Kelly may greet a new patient with, “Do you know how many unnecessary surgeries I had to do this week to pay for my kids’ tuition?” Or he might stumble into the OR, slurring, “So are we doing a lobotomy or a sex change today?”

“He helps relieve the relative intensity of the situation,” says Dr. Ray Moyer, professor of orthopedic surgery and director of sports medicine at Temple. “But it’s never anything derogatory or unkind, and it often reflects on him.”

“He has a joke for every patient,” says another colleague, Dr. Bruce Vanett. “And it’s always upbeat, always positive. It makes them feel at ease.”

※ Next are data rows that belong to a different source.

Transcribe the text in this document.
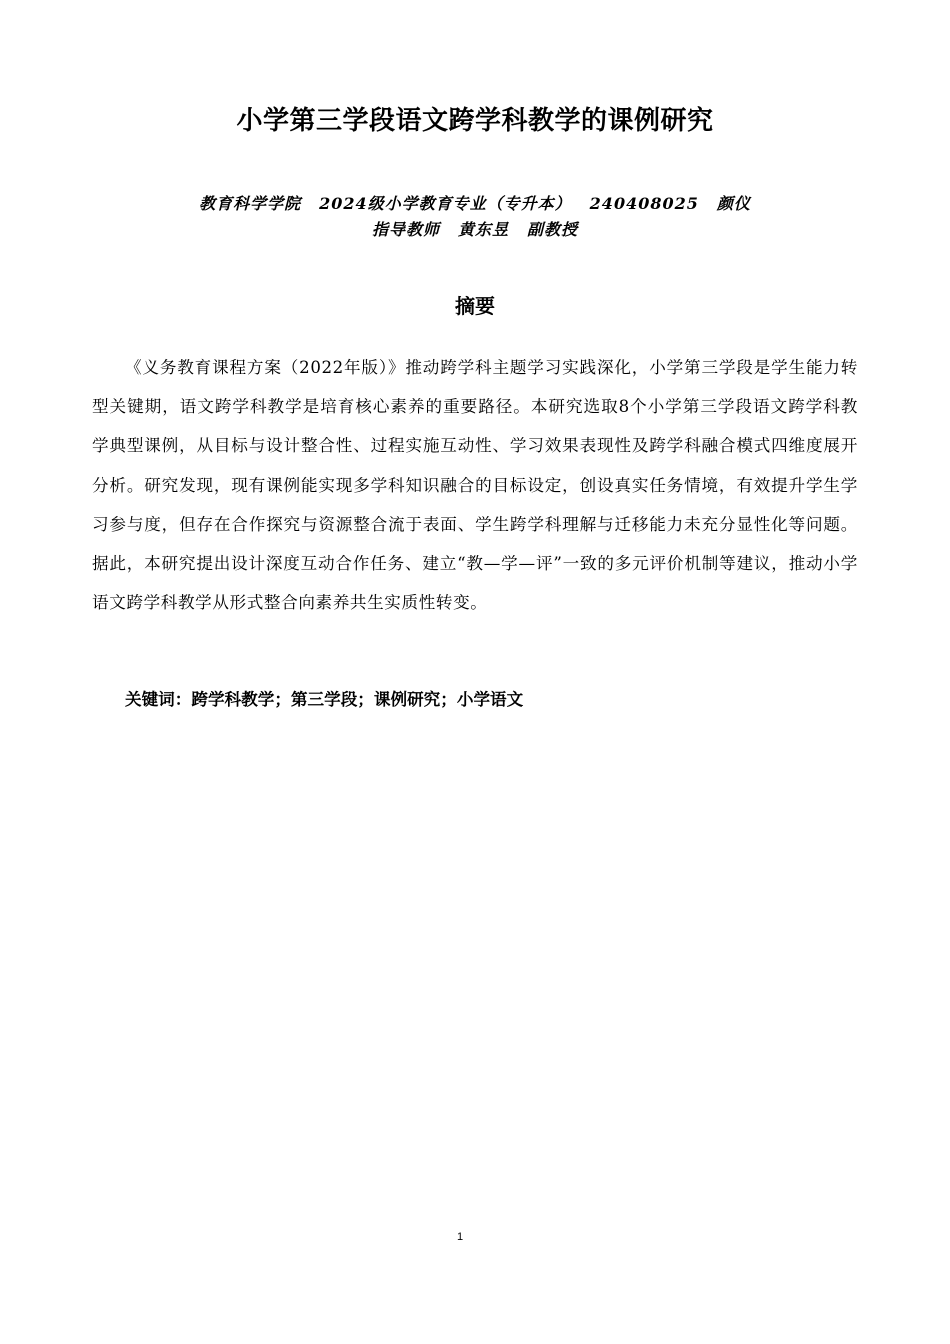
小学第三学段语文跨学科教学的课例研究
教育科学学院 2024级小学教育专业（专升本） 240408025 颜仪
指导教师 黄东昱 副教授
摘要
《义务教育课程方案（2022年版）》推动跨学科主题学习实践深化，小学第三学段是学生能力转型关键期，语文跨学科教学是培育核心素养的重要路径。本研究选取8个小学第三学段语文跨学科教学典型课例，从目标与设计整合性、过程实施互动性、学习效果表现性及跨学科融合模式四维度展开分析。研究发现，现有课例能实现多学科知识融合的目标设定，创设真实任务情境，有效提升学生学习参与度，但存在合作探究与资源整合流于表面、学生跨学科理解与迁移能力未充分显性化等问题。据此，本研究提出设计深度互动合作任务、建立“教—学—评”一致的多元评价机制等建议，推动小学语文跨学科教学从形式整合向素养共生实质性转变。
关键词：跨学科教学；第三学段；课例研究；小学语文
1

Still, Kelly’s considerable comedic skills don’t come close to matching his surgical talent. “He is a fabulous doctor, one of the best technical surgeons I’ve ever seen—and he is way ahead of the curve in shoulder surgery,” says Vanett. “He reads up on everything, and he has a photographic mind, so he knows the very latest procedures.”

Kelly’s comedy gigs are done gratis, which means he won’t be quitting his day job soon. Not that he would. Kelly is too good—and enjoys teaching and being a surgeon too much—to ever consider another line of work. He was twice named teacher of the year (1996 and 2003) in his specialty at Temple University Hospital.

A devout Catholic, Kelly, his wife, Marie, and their twin 16-year-old daughters attend St. Anastasia Church in Newtown Square, where he serves as a Eucharistic minister and volunteer coach for several sports. A quasi-vegetarian, Kelly is a trim 188 pounds—about 40 pounds below his college football weight. He rises at 5 a.m. each day to work out and meditate, then he writes out a daily mission statement.

The person who knows him best, of course, is his brother, who is eight minutes younger. They look and sound so much alike that Michael has impersonated John (briefly) in the OR, and John has appeared as Michael in the latter’s Wilmington offices. They talk every day and see each other twice a month for family get-togethers or workout sessions. Their mutual affection and respect seems to know no bounds.

“He’s a very empathetic, kind, loving guy,” says Michael. “And if ever I get the big one, as Redd Foxx used to say, I want John D. Kelly operating on me.”